WASHINGTON -- Twenty-five years ago this week, an intelligence report crossed my desk warning that Hezbollah terrorists in Lebanon's Bekka Valley were preparing a major attack. Two months prior -- April 18, 1983 -- a Hezbollah truck bomb had exploded in front of the U.S. Embassy in Beirut, killing 63 and wounding another 120. With this grim event in mind, we launched an "all-source" effort to determine the nature of the planned attack, the timing and the target. We failed.
At 6:22 a.m. Sunday, Oct. 23, 1983, the killers carried out their assault. A single terrorist in a Mercedes truck loaded with explosives crashed into the U.S. Marine compound near the Beirut Airport, turned into the lobby of the four-story headquarters, and detonated his lethal cargo. The blast brought down the building, killing 241 Americans and wounding 81 more. Two minutes later, a similar bomb exploded beneath a nearby French paratrooper barracks, killing 58. Until 9/11, it was the deadliest terror attack against Americans in history.
Since the truck-bomb attack on the Marines in Beirut, we have taken to calling these types of terror weapons "vehicular-borne improvised explosive devices," or "VBIEDs." In 1993, 10 years after Beirut, Islamic terrorists in New York used a VBIED to bomb the World Trade Center, killing six and wounding 1,042. The same kind of weapon was used in the 1996 attack on the Khobar Towers in Saudi Arabia to kill 19 and wound 515. By 1998, al-Qaida had made the VBIED their weapon of choice, using them for nearly simultaneous attacks on the U.S. embassies in Dar es Salaam, Tanzania, and Nairobi, Kenya, killing more than 200 and injuring more than 4,000.
While covering U.S. troops in Iraq and Afghanistan for Fox News, I have been an eyewitness to nearly a dozen VBIED attacks. Last week, a suicide terrorist driving a small car swerved into the main gate at the Indian Embassy in Kabul, Afghanistan. When security officers moved to stop him, the driver detonated his deadly cargo, blowing himself and 41 others to pieces. Had the VBIED gone off inside the compound, the carnage undoubtedly would have been even worse.
We have learned that VBIEDs are difficult to detect, hard to deter, and when they are detonated in an enclosed space, they're incredibly deadly. Bloody experience also has taught us that the best way to prevent this lethal destruction is to keep vehicles well away from buildings that are potential targets. Unfortunately, it is a lesson we may learn again -- in our nation's capital.

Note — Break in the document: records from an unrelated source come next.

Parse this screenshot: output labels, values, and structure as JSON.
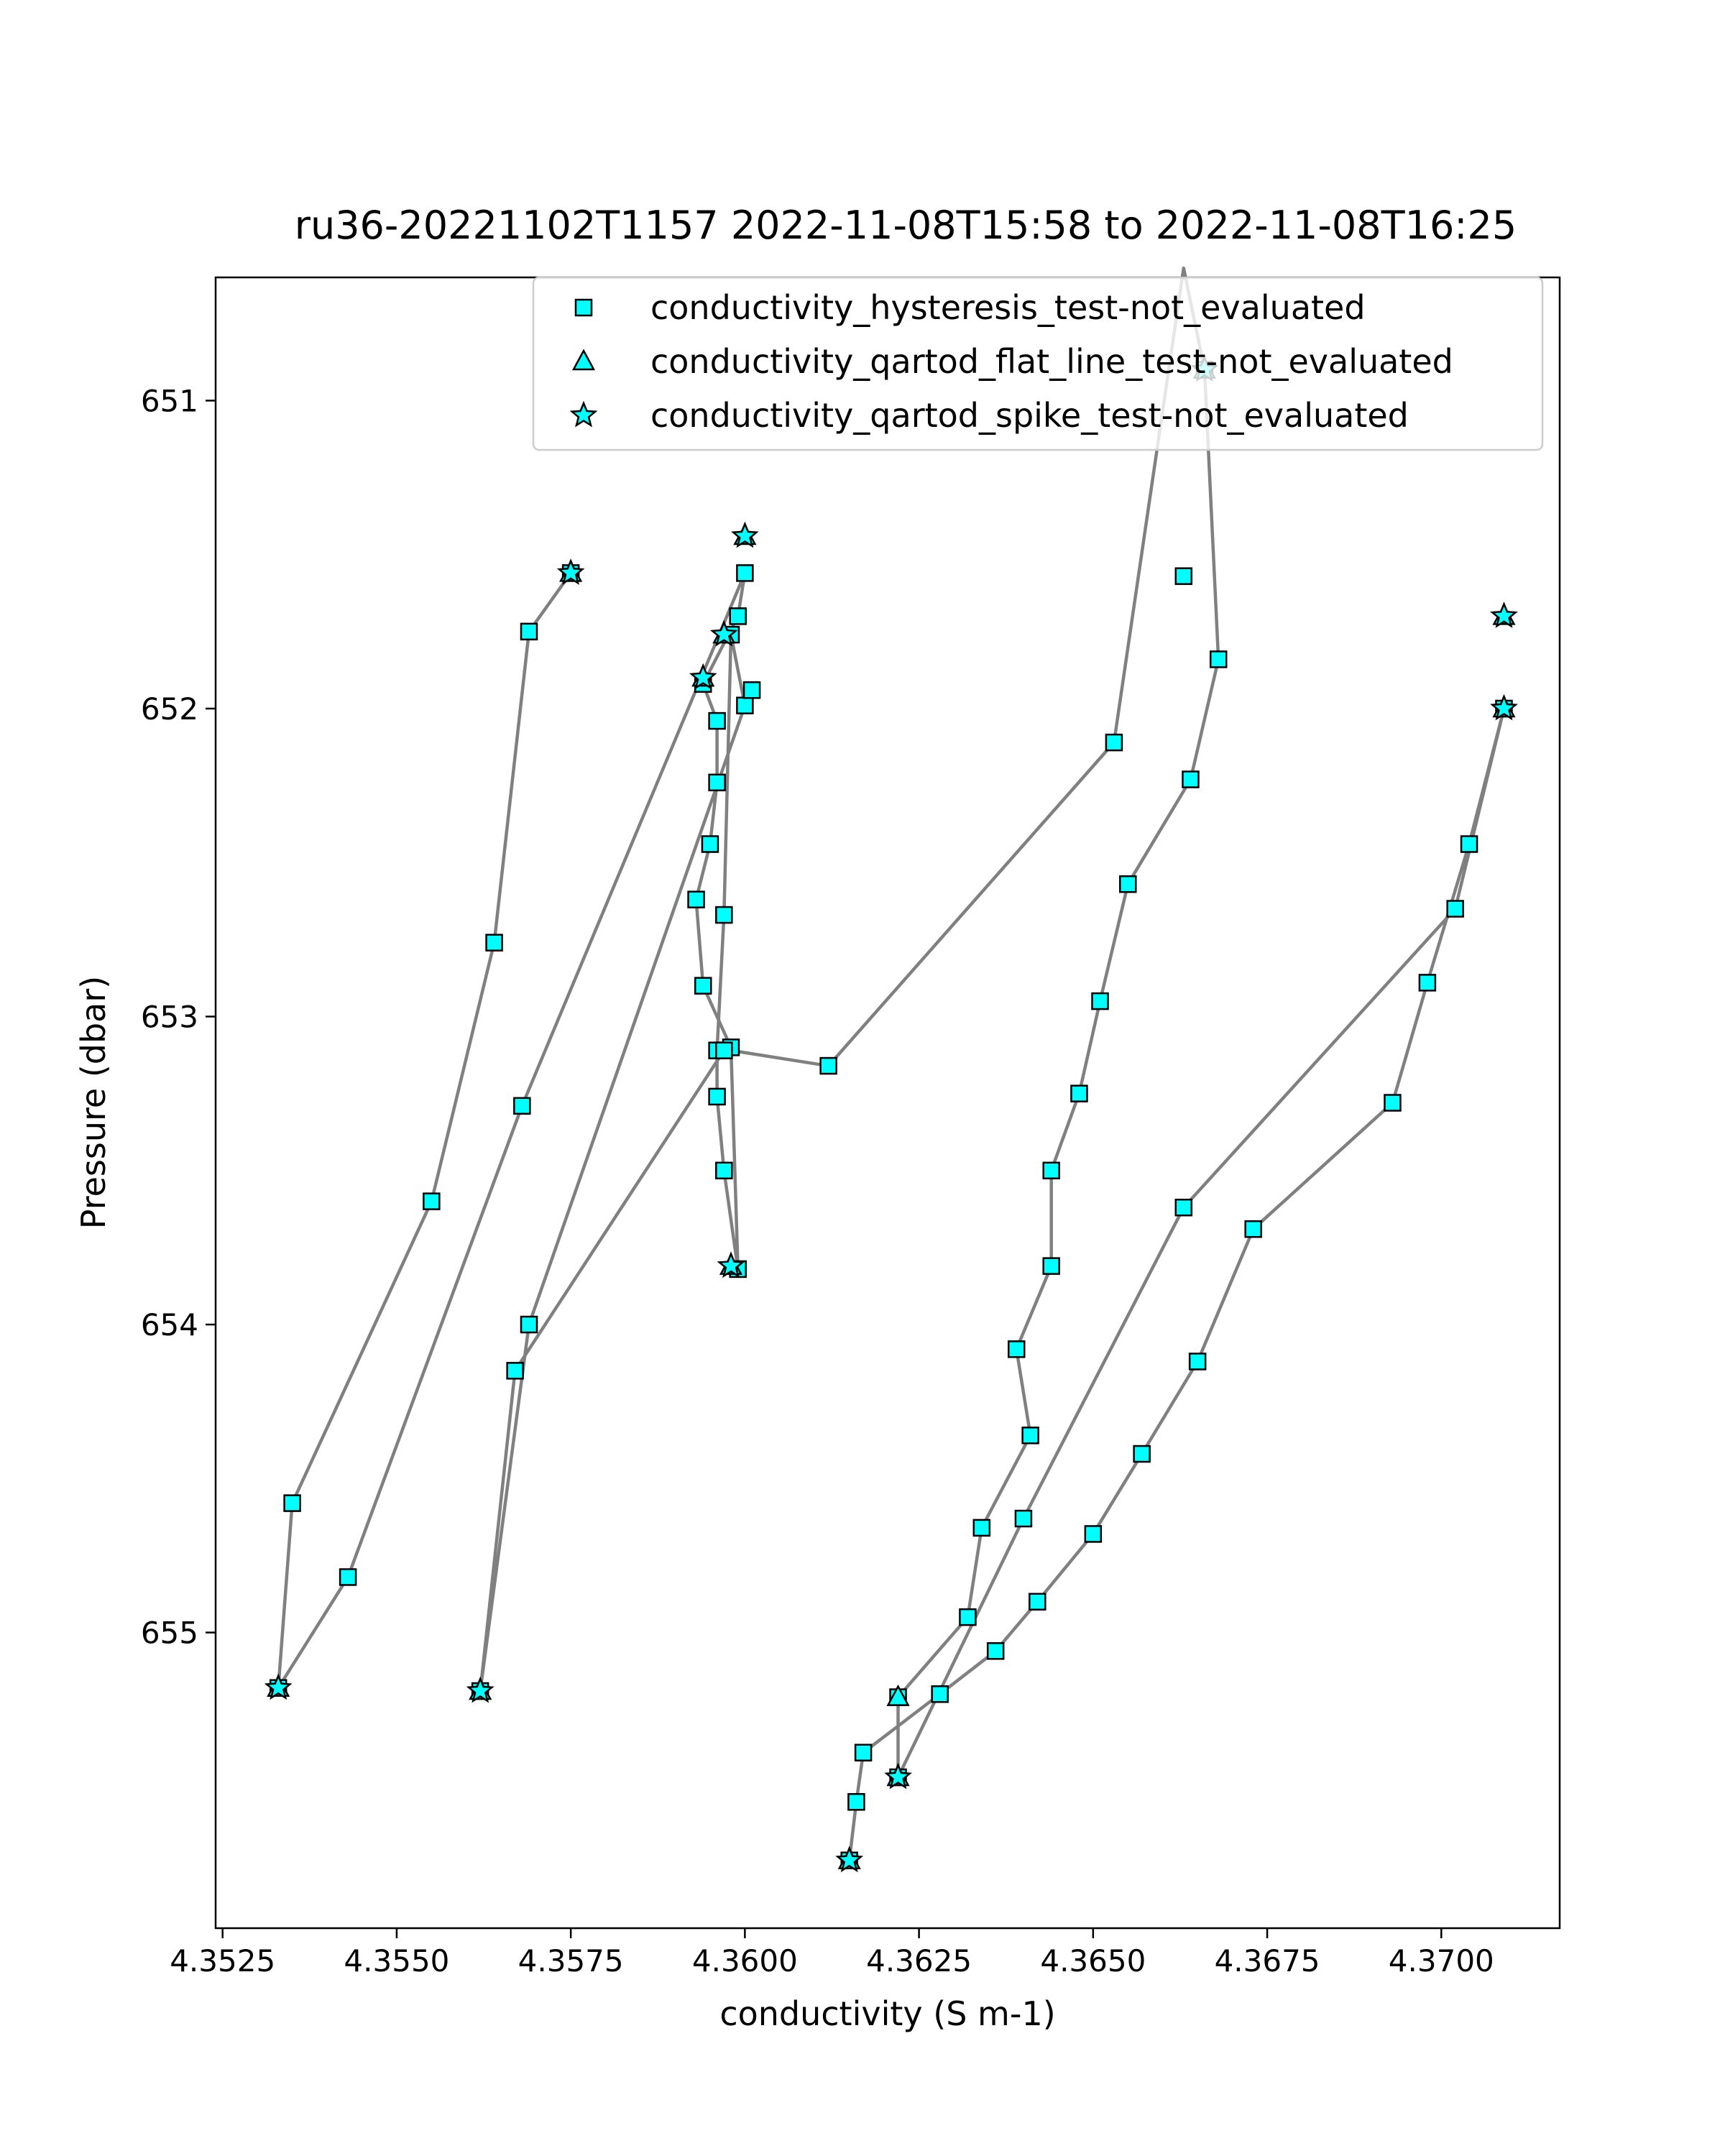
{
  "chart_data": {
    "type": "scatter",
    "title": "ru36-20221102T1157 2022-11-08T15:58 to 2022-11-08T16:25",
    "xlabel": "conductivity (S m-1)",
    "ylabel": "Pressure (dbar)",
    "xlim": [
      4.3524,
      4.3717
    ],
    "ylim": [
      655.96,
      650.6
    ],
    "y_inverted": true,
    "grid": false,
    "legend_position": "top-right",
    "x_ticks": [
      4.3525,
      4.355,
      4.3575,
      4.36,
      4.3625,
      4.365,
      4.3675,
      4.37
    ],
    "x_tick_labels": [
      "4.3525",
      "4.3550",
      "4.3575",
      "4.3600",
      "4.3625",
      "4.3650",
      "4.3675",
      "4.3700"
    ],
    "y_ticks": [
      651,
      652,
      653,
      654,
      655
    ],
    "y_tick_labels": [
      "651",
      "652",
      "653",
      "654",
      "655"
    ],
    "colors": {
      "marker_fill": "#00ffff",
      "marker_edge": "#000000",
      "line": "#808080"
    },
    "line": {
      "x": [
        4.3575,
        4.3569,
        4.3564,
        4.3555,
        4.3535,
        4.3533,
        4.3543,
        4.3568,
        4.36,
        4.3599,
        4.3594,
        4.3596,
        4.3596,
        4.3595,
        4.3593,
        4.3594,
        4.3598,
        4.3599,
        4.3597,
        4.3596,
        4.3596,
        4.3597,
        4.3598,
        4.36,
        4.3569,
        4.3562,
        4.3567,
        4.3597,
        4.3598,
        4.3612,
        4.3653,
        4.3663,
        4.3666,
        4.3668,
        4.3664,
        4.3655,
        4.3651,
        4.3648,
        4.3644,
        4.3644,
        4.3639,
        4.3641,
        4.3634,
        4.3632,
        4.3622,
        4.3622,
        4.364,
        4.3663,
        4.3702,
        4.3709,
        4.3704,
        4.3698,
        4.3693,
        4.3673,
        4.3665,
        4.3657,
        4.365,
        4.3642,
        4.3636,
        4.3628,
        4.3617,
        4.3616,
        4.3615
      ],
      "y": [
        651.56,
        651.75,
        652.76,
        653.6,
        654.58,
        655.18,
        654.82,
        653.29,
        651.56,
        651.7,
        651.92,
        652.04,
        652.24,
        652.44,
        652.62,
        652.9,
        653.1,
        653.82,
        653.5,
        653.26,
        653.11,
        652.67,
        651.76,
        651.99,
        654.0,
        655.19,
        654.15,
        653.11,
        653.11,
        653.16,
        652.11,
        650.57,
        650.9,
        651.84,
        652.23,
        652.57,
        652.95,
        653.25,
        653.5,
        653.81,
        654.08,
        654.36,
        654.66,
        654.95,
        655.21,
        655.47,
        654.63,
        653.62,
        652.65,
        652.0,
        652.44,
        652.89,
        653.28,
        653.69,
        654.12,
        654.42,
        654.68,
        654.9,
        655.06,
        655.2,
        655.39,
        655.55,
        655.74
      ]
    },
    "series": [
      {
        "name": "conductivity_hysteresis_test-not_evaluated",
        "marker": "square",
        "x": [
          4.3575,
          4.3569,
          4.3564,
          4.3555,
          4.3535,
          4.3533,
          4.3543,
          4.3568,
          4.36,
          4.3599,
          4.3594,
          4.3596,
          4.3596,
          4.3595,
          4.3593,
          4.3594,
          4.3598,
          4.3599,
          4.3597,
          4.3596,
          4.3596,
          4.3597,
          4.3598,
          4.36,
          4.3601,
          4.3569,
          4.3562,
          4.3567,
          4.3597,
          4.3612,
          4.3653,
          4.3663,
          4.3666,
          4.3668,
          4.3664,
          4.3655,
          4.3651,
          4.3648,
          4.3644,
          4.3644,
          4.3639,
          4.3641,
          4.3634,
          4.3632,
          4.3622,
          4.3622,
          4.364,
          4.3663,
          4.3702,
          4.3709,
          4.3704,
          4.3698,
          4.3693,
          4.3673,
          4.3665,
          4.3657,
          4.365,
          4.3642,
          4.3636,
          4.3628,
          4.3617,
          4.3616,
          4.3615
        ],
        "y": [
          651.56,
          651.75,
          652.76,
          653.6,
          654.58,
          655.18,
          654.82,
          653.29,
          651.56,
          651.7,
          651.92,
          652.04,
          652.24,
          652.44,
          652.62,
          652.9,
          653.1,
          653.82,
          653.5,
          653.26,
          653.11,
          652.67,
          651.76,
          651.99,
          651.94,
          654.0,
          655.19,
          654.15,
          653.11,
          653.16,
          652.11,
          651.57,
          650.9,
          651.84,
          652.23,
          652.57,
          652.95,
          653.25,
          653.5,
          653.81,
          654.08,
          654.36,
          654.66,
          654.95,
          655.21,
          655.47,
          654.63,
          653.62,
          652.65,
          652.0,
          652.44,
          652.89,
          653.28,
          653.69,
          654.12,
          654.42,
          654.68,
          654.9,
          655.06,
          655.2,
          655.39,
          655.55,
          655.74
        ]
      },
      {
        "name": "conductivity_qartod_flat_line_test-not_evaluated",
        "marker": "triangle",
        "x": [
          4.3575,
          4.3533,
          4.3562,
          4.36,
          4.3597,
          4.3594,
          4.3598,
          4.3666,
          4.3709,
          4.3709,
          4.3622,
          4.3622,
          4.3615
        ],
        "y": [
          651.56,
          655.18,
          655.19,
          651.44,
          651.76,
          651.9,
          653.81,
          650.9,
          651.7,
          652.0,
          655.21,
          655.47,
          655.74
        ]
      },
      {
        "name": "conductivity_qartod_spike_test-not_evaluated",
        "marker": "star",
        "x": [
          4.3575,
          4.3533,
          4.3562,
          4.36,
          4.3597,
          4.3594,
          4.3598,
          4.3666,
          4.3709,
          4.3709,
          4.3622,
          4.3615
        ],
        "y": [
          651.56,
          655.18,
          655.19,
          651.44,
          651.76,
          651.9,
          653.81,
          650.9,
          651.7,
          652.0,
          655.47,
          655.74
        ]
      }
    ]
  }
}
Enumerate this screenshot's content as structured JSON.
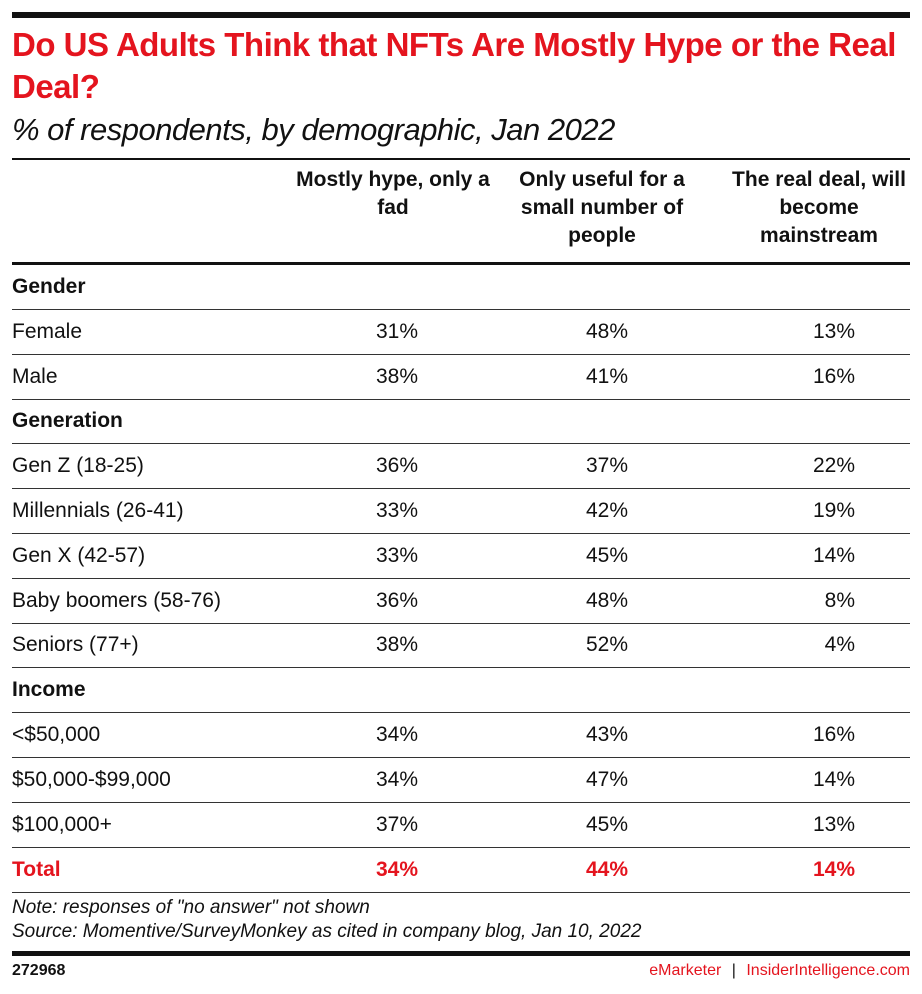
{
  "chart_data": {
    "type": "table",
    "title": "Do US Adults Think that NFTs Are Mostly Hype or the Real Deal?",
    "subtitle": "% of respondents, by demographic, Jan 2022",
    "columns": [
      "Mostly hype, only a fad",
      "Only useful for a small number of people",
      "The real deal, will become mainstream"
    ],
    "rows": [
      {
        "label": "Gender",
        "section": true
      },
      {
        "label": "Female",
        "values": [
          "31%",
          "48%",
          "13%"
        ]
      },
      {
        "label": "Male",
        "values": [
          "38%",
          "41%",
          "16%"
        ]
      },
      {
        "label": "Generation",
        "section": true
      },
      {
        "label": "Gen Z (18-25)",
        "values": [
          "36%",
          "37%",
          "22%"
        ]
      },
      {
        "label": "Millennials (26-41)",
        "values": [
          "33%",
          "42%",
          "19%"
        ]
      },
      {
        "label": "Gen X (42-57)",
        "values": [
          "33%",
          "45%",
          "14%"
        ]
      },
      {
        "label": "Baby boomers (58-76)",
        "values": [
          "36%",
          "48%",
          "8%"
        ]
      },
      {
        "label": "Seniors (77+)",
        "values": [
          "38%",
          "52%",
          "4%"
        ]
      },
      {
        "label": "Income",
        "section": true
      },
      {
        "label": "<$50,000",
        "values": [
          "34%",
          "43%",
          "16%"
        ]
      },
      {
        "label": "$50,000-$99,000",
        "values": [
          "34%",
          "47%",
          "14%"
        ]
      },
      {
        "label": "$100,000+",
        "values": [
          "37%",
          "45%",
          "13%"
        ]
      },
      {
        "label": "Total",
        "values": [
          "34%",
          "44%",
          "14%"
        ],
        "total": true
      }
    ],
    "note": "Note: responses of \"no answer\" not shown",
    "source": "Source: Momentive/SurveyMonkey as cited in company blog, Jan 10, 2022"
  },
  "footer": {
    "id": "272968",
    "brand": "eMarketer",
    "separator": "|",
    "site": "InsiderIntelligence.com"
  },
  "colors": {
    "accent": "#e4141e",
    "text": "#111111"
  }
}
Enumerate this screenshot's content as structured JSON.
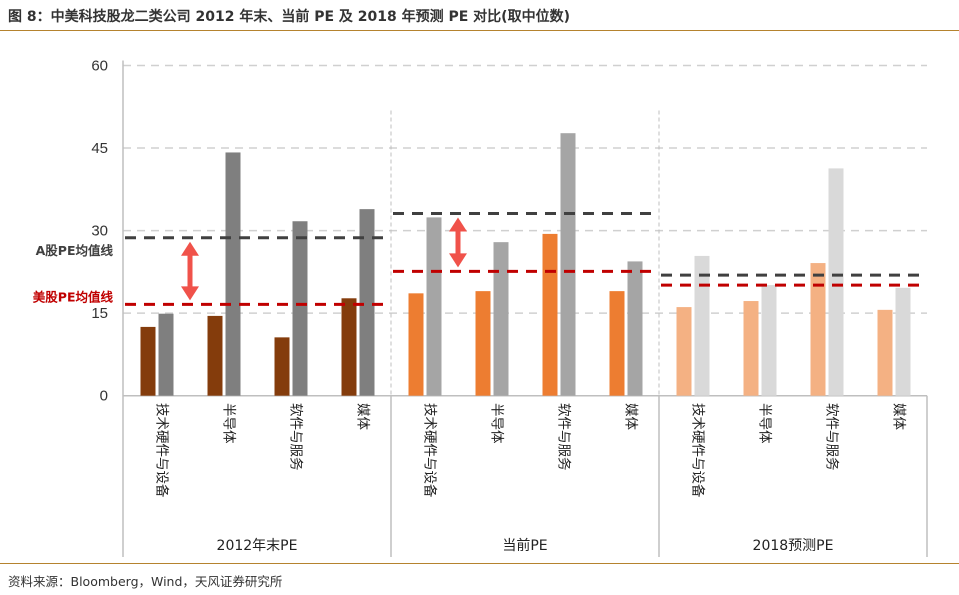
{
  "title": "图 8：中美科技股龙二类公司 2012 年末、当前 PE 及 2018 年预测 PE 对比(取中位数)",
  "source": "资料来源：Bloomberg，Wind，天风证券研究所",
  "chart_data": {
    "type": "bar",
    "ylim": [
      0,
      60
    ],
    "yticks": [
      "0",
      "15",
      "30",
      "45",
      "60"
    ],
    "grid": true,
    "groups": [
      {
        "label": "2012年末PE",
        "categories": [
          "技术硬件与设备",
          "半导体",
          "软件与服务",
          "媒体"
        ],
        "us_values": [
          12.5,
          14.5,
          10.6,
          17.7
        ],
        "a_values": [
          14.9,
          44.2,
          31.7,
          33.9
        ],
        "us_mean": 16.6,
        "a_mean": 28.7,
        "us_color": "#843c0c",
        "a_color": "#7f7f7f",
        "gap_arrow": true
      },
      {
        "label": "当前PE",
        "categories": [
          "技术硬件与设备",
          "半导体",
          "软件与服务",
          "媒体"
        ],
        "us_values": [
          18.6,
          19.0,
          29.4,
          19.0
        ],
        "a_values": [
          32.4,
          27.9,
          47.7,
          24.4
        ],
        "us_mean": 22.6,
        "a_mean": 33.1,
        "us_color": "#ed7d31",
        "a_color": "#a5a5a5",
        "gap_arrow": true
      },
      {
        "label": "2018预测PE",
        "categories": [
          "技术硬件与设备",
          "半导体",
          "软件与服务",
          "媒体"
        ],
        "us_values": [
          16.1,
          17.2,
          24.1,
          15.6
        ],
        "a_values": [
          25.4,
          20.1,
          41.3,
          19.6
        ],
        "us_mean": 20.1,
        "a_mean": 21.9,
        "us_color": "#f4b183",
        "a_color": "#d9d9d9",
        "gap_arrow": false
      }
    ],
    "annotations": {
      "a_mean_label": "A股PE均值线",
      "us_mean_label": "美股PE均值线",
      "a_line_color": "#404040",
      "us_line_color": "#c00000",
      "arrow_color": "#f0524a"
    }
  }
}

Today, Pennsylvania Avenue is a maze of bollards, vehicle barriers, high fences and heavy gates. Without the appropriate pass, it is practically impossible to get a vehicle anywhere near the White House or any other federal building. In the parlance of security specialists, this is called "offset protection." Regrettably, that kind of safeguard is lacking at one of the busiest buildings in Washington -- one that I use nearly every week: Union Station.
The 101-year-old landmark is a terminus for 4.1 million Amtrak passengers a year. Annually, more than 25 million tourists, Metro and regional-rail commuters pass through the facility. Reflecting bloody experience in Madrid, Spain, and London, trains arriving and departing from platforms behind and beneath Union Station are patrolled by armed law officers. Yet the front of Union Station practically invites attack by a terrorist driving a VBIED.